Sevmek bir bakıma unutamamaya mahkum olmaktır... Unutulmak; ikimize de aynı kadehlerden tattıracağın bir içki olmalıydı... Unutamamak, sarhoşluğumuzu kamçılayan bir kırbaç olmalıydı... Oysa şimdi, unutulan da benim, unutamayan da...
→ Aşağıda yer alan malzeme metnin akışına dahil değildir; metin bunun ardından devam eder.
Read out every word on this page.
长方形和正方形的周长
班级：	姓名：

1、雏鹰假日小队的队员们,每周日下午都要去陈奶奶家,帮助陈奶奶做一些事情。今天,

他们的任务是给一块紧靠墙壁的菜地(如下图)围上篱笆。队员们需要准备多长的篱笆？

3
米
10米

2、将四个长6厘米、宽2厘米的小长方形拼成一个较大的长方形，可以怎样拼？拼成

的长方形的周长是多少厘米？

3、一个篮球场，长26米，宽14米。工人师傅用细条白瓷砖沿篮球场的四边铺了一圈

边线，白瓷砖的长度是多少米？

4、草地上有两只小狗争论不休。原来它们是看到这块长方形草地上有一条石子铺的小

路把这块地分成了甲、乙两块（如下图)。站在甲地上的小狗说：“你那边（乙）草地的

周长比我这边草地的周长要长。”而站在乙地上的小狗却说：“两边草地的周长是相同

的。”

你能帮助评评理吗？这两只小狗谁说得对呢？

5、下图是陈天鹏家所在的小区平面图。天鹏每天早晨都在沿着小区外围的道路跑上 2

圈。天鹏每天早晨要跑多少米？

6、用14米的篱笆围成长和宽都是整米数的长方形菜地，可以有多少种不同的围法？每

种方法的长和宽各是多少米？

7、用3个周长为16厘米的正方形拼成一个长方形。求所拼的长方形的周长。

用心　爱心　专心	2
... Seni çıkarıp atmak da elimde değil, sana gelmek de... Gelebilsem ne değişecekti ki? Beni hatırlayacak mıydın? Hatırlasan da sevinecek miydin gelişimden? Gözlerinin içi gülecek miydi? Hiç konuşmadan, 'Ben de seni özledim,' diyebilecek miydi ellerin? Hayır, değil mi? ...
...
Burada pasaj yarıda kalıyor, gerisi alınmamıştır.